Section: Research Program
Beyond vectorial models for NLP
One of our overall research objectives is to derive graph-based machine learning algorithms for natural language and text information extraction tasks. This section discusses the motivations behind the use of graph-based ML approaches for these tasks, the main challenges associated with it, as well as some concrete projects. Some of the challenges go beyond NLP problems and will be further developed in the next sections. An interesting aspect of the project is that we anticipate some important cross-fertilizations between NLP and ML graph-based techniques, with NLP not only benefiting from but also pushing ML graph-based approaches into new directions.
Motivations for resorting to graph-based algorithms for texts are at least threefold. First, online texts are organized in networks. With the advent of the web, and the development of forums, blogs, and micro-blogging, and other forms of social media, text productions have become strongly connected. Thus, documents on the web are linked through hyperlinks, forum posts and emails are organized in threads, tweets can be retweeted, etc. Additional connections can be made through users connections (co-authorship, friendship, follower, etc.). Interestingly, NLP research has been rather slow in coming to terms with this situation, and most work still focus on document-based or sentence-based predictions (wherein inter-document or inter-sentence structure is not exploited). Furthermore, several multi-document tasks exist in NLP (such as multi-document summarization and cross-document coreference resolution), but most existing work typically ignore document boundaries and simply apply a document-based approach, therefore failing to take advantage of the multi-document dimension [26] , [28] .

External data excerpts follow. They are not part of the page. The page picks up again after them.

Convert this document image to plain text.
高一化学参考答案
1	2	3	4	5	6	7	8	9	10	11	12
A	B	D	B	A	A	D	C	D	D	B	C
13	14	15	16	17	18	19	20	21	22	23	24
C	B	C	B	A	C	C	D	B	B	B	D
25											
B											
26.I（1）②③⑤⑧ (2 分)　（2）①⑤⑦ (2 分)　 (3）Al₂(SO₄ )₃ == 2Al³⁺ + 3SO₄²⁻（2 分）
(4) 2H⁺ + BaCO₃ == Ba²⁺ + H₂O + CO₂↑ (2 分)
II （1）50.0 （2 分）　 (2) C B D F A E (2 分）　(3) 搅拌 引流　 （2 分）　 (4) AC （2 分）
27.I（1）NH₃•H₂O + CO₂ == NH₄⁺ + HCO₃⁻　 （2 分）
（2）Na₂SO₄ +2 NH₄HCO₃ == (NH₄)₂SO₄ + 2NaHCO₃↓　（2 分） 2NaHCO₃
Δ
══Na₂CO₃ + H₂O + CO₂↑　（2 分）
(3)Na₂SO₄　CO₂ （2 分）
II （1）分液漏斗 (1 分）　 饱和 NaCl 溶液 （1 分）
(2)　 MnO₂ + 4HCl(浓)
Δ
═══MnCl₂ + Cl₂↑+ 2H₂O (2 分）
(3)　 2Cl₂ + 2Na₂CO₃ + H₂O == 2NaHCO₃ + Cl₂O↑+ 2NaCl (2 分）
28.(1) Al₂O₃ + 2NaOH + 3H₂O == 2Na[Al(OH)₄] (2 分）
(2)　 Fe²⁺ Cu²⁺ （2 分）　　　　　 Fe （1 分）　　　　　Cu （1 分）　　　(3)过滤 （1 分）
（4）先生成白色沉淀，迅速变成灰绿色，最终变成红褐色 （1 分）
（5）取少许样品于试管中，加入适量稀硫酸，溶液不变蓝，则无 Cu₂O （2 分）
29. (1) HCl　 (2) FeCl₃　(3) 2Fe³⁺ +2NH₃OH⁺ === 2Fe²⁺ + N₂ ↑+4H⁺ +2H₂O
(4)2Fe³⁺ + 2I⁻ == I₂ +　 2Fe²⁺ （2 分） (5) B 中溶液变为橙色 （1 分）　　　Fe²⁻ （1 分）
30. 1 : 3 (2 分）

A second motivation comes from the fact that most (if not all) NLP problems can be naturally conceived as graph problems. Thus, NL tasks often involve discovering a relational structure over a set of text spans (words, phrases, clauses, sentences, etc.). Furthermore, the input of numerous NLP tasks is also a graph; indeed, most end-to-end NLP systems are conceived as pipelines wherein the output of one processor is in the input of the next. For instance, several tasks take POS tagged sequences or dependency trees as input. But this structured input is often converted to a vectorial form, which inevitably involves a loss of information.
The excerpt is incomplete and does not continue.